Ritalin (Adult?), Langzeitschäden?

ADHS-Zentrum ersetzt keinen Arztbesuch oder andere Fachkraft aus Pädagogik und Recht oder eine sonstige Beratung. Ob der Inhalt bei Ihnen oder ihrem Kind zutrifft, muss jeder für sich im Einzelfall abwägen und eigenverantwortlich entscheiden / prüfen lassen.
  • Hallo zusammen.
    Mein Mann hat mir kürzlich verraten, weshalb er sich gegen Ritalin Adult entschied, obwohl sowohl die Fragebögen-Ergebnisse wie auch sein Verhalten (was auch er selbst merkte) dafür sprachen das es ihm hilft.


    Er meinte gelesen zu haben, das Ritalin Langzeitschäden im Gehirn verursachen würde. Woher er diese Info hat (nur weil etwas online behauptet wird, muss es keine korrekte Quelle sein) konnte er mir nicht mehr sagen.


    Manche Seiten berichten, das es kaum Studien dazu gibt, und wenn, bisher nur bei Tieren.

    Teils wird MPH generell genannt, dann würde es aber z.B. Medikinet genau so betreffen und nicht nur Ritalin. Eine andere Seite setzt z.B. Ritalin mit Amphetamin gleich, dann würde das Elvanse was mein Mann nimmt, aber ebenso mögliche Langzeitschäden im Gehirn anrichten können.


    Letztlich habe aber ich zumindest keine Seriöse Quelle mit wirklich eindeutiger Aussage gefunden.


    Mein Mann sagte auch nicht, ob es dabei z.B. um die (Langzeit-) Behandlung mit Ritalin seit der Kindheit geht, oder wie lange "Langzeit" wäre. Ob es z.B. einen Unterschied macht, bei einem Kinderhirn oder einem Erwachsenen-Hirn, usw.

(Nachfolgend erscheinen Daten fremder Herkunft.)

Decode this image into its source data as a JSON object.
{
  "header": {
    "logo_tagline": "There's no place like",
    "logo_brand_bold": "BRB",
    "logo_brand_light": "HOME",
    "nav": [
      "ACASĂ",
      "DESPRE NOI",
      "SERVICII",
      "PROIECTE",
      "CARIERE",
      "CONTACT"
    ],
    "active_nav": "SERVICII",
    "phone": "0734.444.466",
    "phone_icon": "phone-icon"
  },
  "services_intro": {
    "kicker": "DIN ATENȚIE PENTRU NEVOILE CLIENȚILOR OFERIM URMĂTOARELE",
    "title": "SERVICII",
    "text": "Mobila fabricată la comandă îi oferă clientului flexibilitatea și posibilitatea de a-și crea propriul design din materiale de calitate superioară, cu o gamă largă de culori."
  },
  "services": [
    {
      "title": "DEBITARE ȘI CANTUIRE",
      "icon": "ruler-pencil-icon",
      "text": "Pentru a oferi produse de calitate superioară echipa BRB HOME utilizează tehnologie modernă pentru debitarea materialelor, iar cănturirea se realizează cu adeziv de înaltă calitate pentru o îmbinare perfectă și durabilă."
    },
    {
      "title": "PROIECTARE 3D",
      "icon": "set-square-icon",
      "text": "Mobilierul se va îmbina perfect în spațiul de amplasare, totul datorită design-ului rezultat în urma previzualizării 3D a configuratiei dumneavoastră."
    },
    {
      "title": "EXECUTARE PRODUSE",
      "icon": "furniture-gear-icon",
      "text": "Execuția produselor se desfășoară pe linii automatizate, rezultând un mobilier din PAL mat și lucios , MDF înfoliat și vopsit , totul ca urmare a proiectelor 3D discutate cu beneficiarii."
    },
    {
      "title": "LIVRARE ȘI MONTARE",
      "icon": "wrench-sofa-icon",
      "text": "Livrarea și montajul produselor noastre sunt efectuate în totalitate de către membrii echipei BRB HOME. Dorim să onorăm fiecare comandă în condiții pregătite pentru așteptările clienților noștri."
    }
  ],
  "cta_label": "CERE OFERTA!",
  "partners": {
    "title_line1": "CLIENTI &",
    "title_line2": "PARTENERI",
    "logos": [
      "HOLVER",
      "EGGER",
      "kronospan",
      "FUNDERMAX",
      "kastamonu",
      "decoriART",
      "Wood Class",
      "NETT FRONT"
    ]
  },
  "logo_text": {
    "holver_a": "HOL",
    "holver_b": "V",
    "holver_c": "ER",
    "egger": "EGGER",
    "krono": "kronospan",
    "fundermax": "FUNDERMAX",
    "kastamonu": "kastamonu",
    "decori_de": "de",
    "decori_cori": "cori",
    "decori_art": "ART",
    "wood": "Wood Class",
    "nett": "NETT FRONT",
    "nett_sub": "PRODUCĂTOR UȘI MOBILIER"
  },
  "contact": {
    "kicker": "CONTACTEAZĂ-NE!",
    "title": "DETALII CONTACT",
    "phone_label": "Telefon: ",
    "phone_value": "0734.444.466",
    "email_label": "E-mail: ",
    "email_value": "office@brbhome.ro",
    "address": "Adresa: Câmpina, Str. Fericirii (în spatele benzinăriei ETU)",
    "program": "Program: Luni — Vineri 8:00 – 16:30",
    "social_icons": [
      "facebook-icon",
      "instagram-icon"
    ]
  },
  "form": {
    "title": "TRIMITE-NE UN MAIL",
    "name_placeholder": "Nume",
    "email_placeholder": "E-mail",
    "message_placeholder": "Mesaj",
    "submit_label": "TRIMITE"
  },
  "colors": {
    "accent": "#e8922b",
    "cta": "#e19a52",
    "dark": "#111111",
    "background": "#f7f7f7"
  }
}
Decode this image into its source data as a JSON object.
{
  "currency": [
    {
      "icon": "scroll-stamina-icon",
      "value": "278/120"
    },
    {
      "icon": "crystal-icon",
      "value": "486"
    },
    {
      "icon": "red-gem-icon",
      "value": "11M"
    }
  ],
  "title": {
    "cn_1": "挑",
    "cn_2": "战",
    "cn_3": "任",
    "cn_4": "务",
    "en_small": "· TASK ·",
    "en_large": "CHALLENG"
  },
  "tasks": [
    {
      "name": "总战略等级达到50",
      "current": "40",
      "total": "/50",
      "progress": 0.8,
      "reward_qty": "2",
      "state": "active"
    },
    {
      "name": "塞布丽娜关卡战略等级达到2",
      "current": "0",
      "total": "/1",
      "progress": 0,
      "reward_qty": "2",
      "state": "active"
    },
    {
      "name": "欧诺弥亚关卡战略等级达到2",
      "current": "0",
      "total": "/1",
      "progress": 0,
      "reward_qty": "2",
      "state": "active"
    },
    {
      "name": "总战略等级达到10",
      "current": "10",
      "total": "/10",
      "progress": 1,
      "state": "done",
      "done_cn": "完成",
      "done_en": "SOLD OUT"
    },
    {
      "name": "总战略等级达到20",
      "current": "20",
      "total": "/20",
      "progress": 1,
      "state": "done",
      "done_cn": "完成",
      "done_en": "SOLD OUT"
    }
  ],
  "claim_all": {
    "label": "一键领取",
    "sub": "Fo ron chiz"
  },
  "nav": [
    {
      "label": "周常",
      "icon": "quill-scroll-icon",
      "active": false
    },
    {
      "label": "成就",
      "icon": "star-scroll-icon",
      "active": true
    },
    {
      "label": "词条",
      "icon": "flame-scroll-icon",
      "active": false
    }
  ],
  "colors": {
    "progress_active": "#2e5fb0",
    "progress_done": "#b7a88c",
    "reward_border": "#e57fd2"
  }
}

    Weiß jemand von euch vielleicht etwas über das Thema?


    LG Cube.

  • Danke für den Link.

    Wie gesagt, ich weiß nicht woher er die Aussage/Info hatte.


    Finde es jedenfalls schade, wenn aufgrund von Verunsicherung oder Ängsten vor solchen (möglichen) Schäden, evtl. Menschen auf die Einnahme eines Medikaments verzichten, das ihnen u.U. Erleichterung im Alltag und/oder Besserung ihres Leidens bringen kann.


    Als ADHS Betroffene/r hat man nun auch keine immens große Auswahl an möglichen Medikamenten.


    Andererseits dachte ich mir, wenn jemand MPH wirklich braucht, um z.B. im Leben zumindest akzeptabel klar zu kommen, wäre z.B. ein vermindertes Ansprechen der Rezeptoren als "Langzeit-Schaden" (so wurde es auf einer Webseite beschrieben) doch wohl das kleinere Übel.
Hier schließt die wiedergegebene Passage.